Los amores son como los autobuses, cuando uno se va, detrás viene el otro… siempre.

Hay amores que llegan a nuestra vida exclusivamente para darnos una lección de aquello que nos hace falta saber o conocer y así dejarnos un aprendizaje.

Algunos otros, llegan con la finalidad de hacernos ver lo que queremos y lo que no, en el amor. Precisamente tú entras en este tipo de relación.

Juro que cuando te conocí, no tenía la intención de nada, ni de enamorarme ni de amarte como llegué a hacerlo.  Juro que traté de ponerte mil trabas, construir muros altísimos en mi corazón para que jamás pudieras penetrarlos pero mi intento falló.

Me vi enredada en tus encantos, tu mirada me terminó hechizando y entonces cedí.

Cada una de tus palabras era melodía para mis oídos, tus besos, tus caricias y cada roce con tu cuerpo, era un regalo sagrado para mí, las horas pasaban volando cuando estábamos juntos; charlas, risas y planes a futuro, terminar no es algo que pudiera predecir pues según yo te hacia feliz o al menos yo lo era junto a ti.

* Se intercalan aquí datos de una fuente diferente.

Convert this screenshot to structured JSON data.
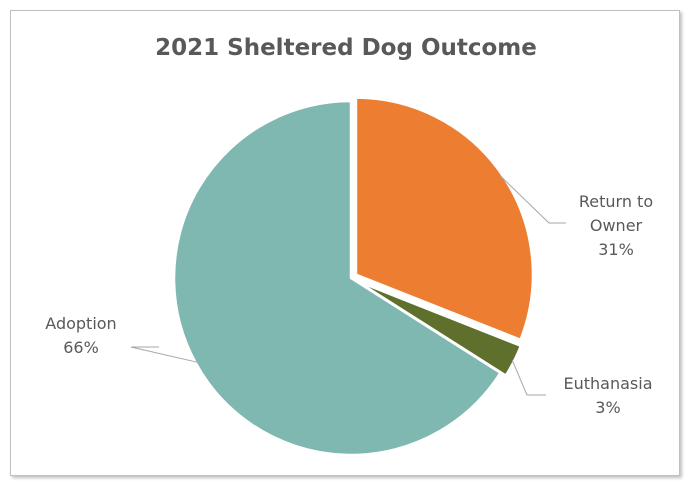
{
  "chart_data": {
    "type": "pie",
    "title": "2021 Sheltered Dog Outcome",
    "slices": [
      {
        "label": "Return to Owner",
        "label_lines": [
          "Return to",
          "Owner"
        ],
        "value": 31,
        "display": "31%",
        "color": "#ED7D31"
      },
      {
        "label": "Euthanasia",
        "label_lines": [
          "Euthanasia"
        ],
        "value": 3,
        "display": "3%",
        "color": "#5E702C"
      },
      {
        "label": "Adoption",
        "label_lines": [
          "Adoption"
        ],
        "value": 66,
        "display": "66%",
        "color": "#7EB8B1"
      }
    ],
    "start_angle_deg": 0,
    "legend": "none",
    "data_labels": "outside with leader lines"
  }
}
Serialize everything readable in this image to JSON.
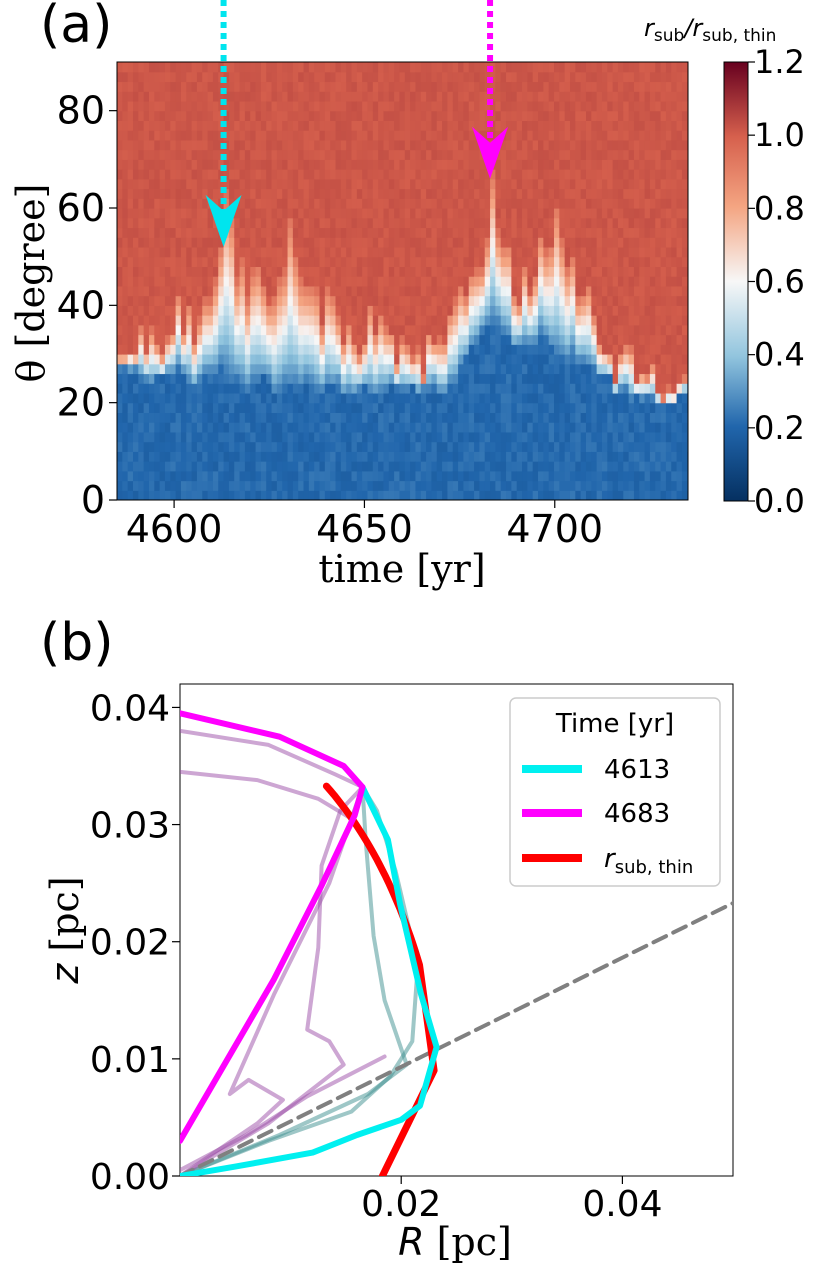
{
  "panel_a": {
    "label": "(a)",
    "colorbar_title_html": "r<tspan font-size='17' dy='5'>sub</tspan><tspan dy='-5'>/r</tspan><tspan font-size='17' dy='5'>sub, thin</tspan>",
    "colorbar_title": "r_sub/r_sub,thin",
    "arrow_colors": {
      "cyan": "#00e5ee",
      "magenta": "#ff00ff"
    },
    "colors": {
      "low": "#08306b",
      "mid": "#f7f7f7",
      "high": "#67001f",
      "background_high": "#ca4b3e",
      "background_low": "#2166ac"
    }
  },
  "panel_b": {
    "label": "(b)",
    "legend_title": "Time [yr]",
    "colors": {
      "cyan": "#00f0f0",
      "magenta": "#ff00ff",
      "red": "#ff0000",
      "grey": "#808080"
    }
  },
  "chart_data": [
    {
      "type": "heatmap",
      "title": "",
      "xlabel": "time [yr]",
      "ylabel": "θ [degree]",
      "xlim": [
        4585,
        4735
      ],
      "ylim": [
        0,
        90
      ],
      "xticks": [
        4600,
        4650,
        4700
      ],
      "yticks": [
        0,
        20,
        40,
        60,
        80
      ],
      "colorbar": {
        "label": "r_sub/r_sub,thin",
        "range": [
          0.0,
          1.2
        ],
        "ticks": [
          "0.0",
          "0.2",
          "0.4",
          "0.6",
          "0.8",
          "1.0",
          "1.2"
        ],
        "colormap": "RdBu_r"
      },
      "annotations": [
        {
          "type": "arrow",
          "x": 4613,
          "from_theta": 100,
          "to_theta": 52,
          "color": "cyan"
        },
        {
          "type": "arrow",
          "x": 4683,
          "from_theta": 100,
          "to_theta": 66,
          "color": "magenta"
        }
      ],
      "transition_theta_by_time": {
        "time": [
          4585,
          4590,
          4595,
          4600,
          4605,
          4610,
          4613,
          4618,
          4622,
          4626,
          4630,
          4635,
          4640,
          4645,
          4650,
          4655,
          4660,
          4665,
          4670,
          4675,
          4680,
          4683,
          4686,
          4690,
          4695,
          4700,
          4705,
          4710,
          4715,
          4720,
          4725,
          4730,
          4735
        ],
        "theta_low": [
          26,
          26,
          23,
          26,
          23,
          26,
          26,
          23,
          23,
          22,
          22,
          23,
          22,
          22,
          22,
          22,
          22,
          21,
          22,
          26,
          33,
          35,
          33,
          30,
          33,
          30,
          28,
          26,
          22,
          21,
          20,
          18,
          22
        ],
        "theta_high": [
          28,
          30,
          30,
          40,
          35,
          45,
          58,
          42,
          45,
          35,
          55,
          40,
          38,
          32,
          35,
          33,
          30,
          28,
          35,
          40,
          48,
          65,
          52,
          42,
          48,
          55,
          45,
          38,
          28,
          28,
          25,
          20,
          24
        ]
      }
    },
    {
      "type": "line",
      "title": "",
      "xlabel": "R [pc]",
      "ylabel": "z [pc]",
      "xlim": [
        0.0,
        0.05
      ],
      "ylim": [
        0.0,
        0.042
      ],
      "xticks": [
        "0.02",
        "0.04"
      ],
      "yticks": [
        "0.00",
        "0.01",
        "0.02",
        "0.03",
        "0.04"
      ],
      "legend": {
        "title": "Time [yr]",
        "placement": "top-right",
        "entries": [
          "4613",
          "4683",
          "r_sub,thin"
        ]
      },
      "series": [
        {
          "name": "4613",
          "color": "cyan",
          "width": 6,
          "points": [
            [
              0.0,
              0.0
            ],
            [
              0.005,
              0.0008
            ],
            [
              0.012,
              0.002
            ],
            [
              0.016,
              0.0035
            ],
            [
              0.02,
              0.0048
            ],
            [
              0.0217,
              0.006
            ],
            [
              0.0232,
              0.011
            ],
            [
              0.0218,
              0.0155
            ],
            [
              0.0199,
              0.0232
            ],
            [
              0.0188,
              0.0287
            ],
            [
              0.0165,
              0.0332
            ]
          ]
        },
        {
          "name": "4683",
          "color": "magenta",
          "width": 6,
          "points": [
            [
              0.0,
              0.003
            ],
            [
              0.0085,
              0.0168
            ],
            [
              0.0128,
              0.0248
            ],
            [
              0.0158,
              0.0308
            ],
            [
              0.0165,
              0.0332
            ],
            [
              0.0148,
              0.035
            ],
            [
              0.009,
              0.0375
            ],
            [
              0.0,
              0.0395
            ]
          ]
        },
        {
          "name": "r_sub,thin",
          "color": "red",
          "width": 7,
          "arc": {
            "radius": 0.0405,
            "theta_from_deg": 27,
            "theta_to_deg": 90,
            "end_at": [
              0.0183,
              0.0
            ]
          }
        },
        {
          "name": "",
          "color": "grey",
          "dashed": true,
          "width": 4,
          "points": [
            [
              0.0,
              0.0
            ],
            [
              0.05,
              0.0233
            ]
          ]
        },
        {
          "name": "",
          "color": "teal",
          "alpha": 0.5,
          "points": [
            [
              0.0,
              0.0
            ],
            [
              0.008,
              0.003
            ],
            [
              0.0155,
              0.0055
            ],
            [
              0.019,
              0.0085
            ],
            [
              0.021,
              0.0115
            ],
            [
              0.0215,
              0.018
            ],
            [
              0.0195,
              0.026
            ],
            [
              0.0178,
              0.0312
            ],
            [
              0.0165,
              0.0332
            ]
          ]
        },
        {
          "name": "",
          "color": "teal",
          "alpha": 0.5,
          "points": [
            [
              0.0,
              0.0
            ],
            [
              0.009,
              0.0035
            ],
            [
              0.017,
              0.007
            ],
            [
              0.0205,
              0.0095
            ],
            [
              0.0185,
              0.015
            ],
            [
              0.0175,
              0.0205
            ],
            [
              0.0168,
              0.0285
            ],
            [
              0.0165,
              0.0332
            ]
          ]
        },
        {
          "name": "",
          "color": "purple",
          "alpha": 0.5,
          "points": [
            [
              0.0,
              0.0
            ],
            [
              0.008,
              0.0045
            ],
            [
              0.0148,
              0.0095
            ],
            [
              0.0135,
              0.0115
            ],
            [
              0.0115,
              0.0125
            ],
            [
              0.0125,
              0.0195
            ],
            [
              0.0128,
              0.0265
            ],
            [
              0.0145,
              0.0312
            ],
            [
              0.0165,
              0.0332
            ]
          ]
        },
        {
          "name": "",
          "color": "purple",
          "alpha": 0.5,
          "points": [
            [
              0.0,
              0.0
            ],
            [
              0.007,
              0.0045
            ],
            [
              0.0093,
              0.0065
            ],
            [
              0.0062,
              0.0082
            ],
            [
              0.0045,
              0.007
            ],
            [
              0.0085,
              0.0155
            ],
            [
              0.0135,
              0.025
            ],
            [
              0.0165,
              0.0332
            ]
          ]
        },
        {
          "name": "",
          "color": "purple",
          "alpha": 0.5,
          "points": [
            [
              0.0,
              0.0345
            ],
            [
              0.007,
              0.0338
            ],
            [
              0.0125,
              0.0322
            ],
            [
              0.0155,
              0.0305
            ],
            [
              0.0165,
              0.0332
            ]
          ]
        },
        {
          "name": "",
          "color": "purple",
          "alpha": 0.5,
          "points": [
            [
              0.0,
              0.038
            ],
            [
              0.008,
              0.0368
            ],
            [
              0.014,
              0.0343
            ],
            [
              0.0165,
              0.0332
            ]
          ]
        },
        {
          "name": "",
          "color": "purple",
          "alpha": 0.5,
          "points": [
            [
              0.0,
              0.0005
            ],
            [
              0.006,
              0.0035
            ],
            [
              0.0115,
              0.0068
            ],
            [
              0.0185,
              0.0102
            ]
          ]
        }
      ]
    }
  ]
}
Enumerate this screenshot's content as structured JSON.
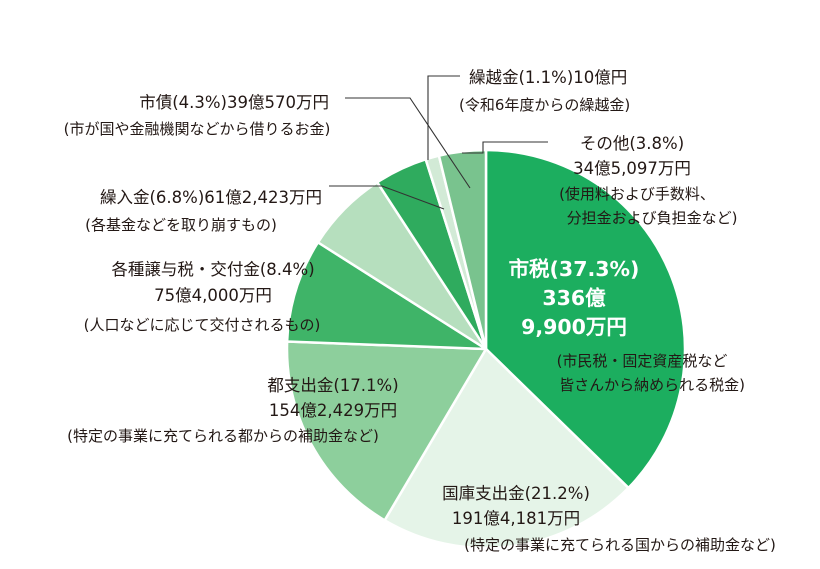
{
  "chart_data": {
    "type": "pie",
    "start_angle_deg": 0,
    "direction": "clockwise",
    "slices": [
      {
        "name": "市税",
        "percent_label": "(37.3%)",
        "value": 37.3,
        "amount": "336億9,900万円",
        "amount_lines": [
          "336億",
          "9,900万円"
        ],
        "note_lines": [
          "(市民税・固定資産税など",
          "皆さんから納められる税金)"
        ],
        "color": "#1cae5f"
      },
      {
        "name": "国庫支出金",
        "percent_label": "(21.2%)",
        "value": 21.2,
        "amount": "191億4,181万円",
        "note_lines": [
          "(特定の事業に充てられる国からの補助金など)"
        ],
        "color": "#e5f4e8"
      },
      {
        "name": "都支出金",
        "percent_label": "(17.1%)",
        "value": 17.1,
        "amount": "154億2,429万円",
        "note_lines": [
          "(特定の事業に充てられる都からの補助金など)"
        ],
        "color": "#8dcf9c"
      },
      {
        "name": "各種譲与税・交付金",
        "percent_label": "(8.4%)",
        "value": 8.4,
        "amount": "75億4,000万円",
        "note_lines": [
          "(人口などに応じて交付されるもの)"
        ],
        "color": "#3fb468"
      },
      {
        "name": "繰入金",
        "percent_label": "(6.8%)",
        "value": 6.8,
        "amount": "61億2,423万円",
        "note_lines": [
          "(各基金などを取り崩すもの)"
        ],
        "color": "#b6dfbe"
      },
      {
        "name": "市債",
        "percent_label": "(4.3%)",
        "value": 4.3,
        "amount": "39億570万円",
        "note_lines": [
          "(市が国や金融機関などから借りるお金)"
        ],
        "color": "#2fab5e"
      },
      {
        "name": "繰越金",
        "percent_label": "(1.1%)",
        "value": 1.1,
        "amount": "10億円",
        "note_lines": [
          "(令和6年度からの繰越金)"
        ],
        "color": "#d2ead6"
      },
      {
        "name": "その他",
        "percent_label": "(3.8%)",
        "value": 3.8,
        "amount": "34億5,097万円",
        "note_lines": [
          "(使用料および手数料、",
          "分担金および負担金など)"
        ],
        "color": "#79c38e"
      }
    ]
  }
}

Finalmente con un montón de estúpidas excusas pusiste fin a nuestro amor, dijiste que solo era una pausa y yo te creí pero mientras lloraba y te esperaba en la soledad de mi habitación, tu salías, te divertías y con otras te veías, ¡que ilusa! Tu solo querías guardar algo seguro para cuando te cansaras de andar por ahí repartiendo besos por doquier y saltando de cama en cama, al final lo único que pretendías era vivir mil aventuras pero sin obtener tu karma porque efectivamente mereces estar solo o al menos por un largo tiempo hasta que sepas en verdad lo que quieres y madures.

 

Enfrentarte fue lo mejor que pude hacer, ni siquiera sé cómo lo hice, solo recuerdo haberme armado de valor y recoger con la poca dignidad que me quedaba los pedazos de mi corazón. Esta vez ni tus excusas ni chantajes sirvieron de nada y es que tarde o temprano hasta el corazón más enamorado se cansa, si, uno se termina cansando de que lo jodan tanto aun cuando entrega todo a manos llenas y yo, yo me cansé de ti, de tu falso y mediocre amor, de tu cruel y despiadado corazón.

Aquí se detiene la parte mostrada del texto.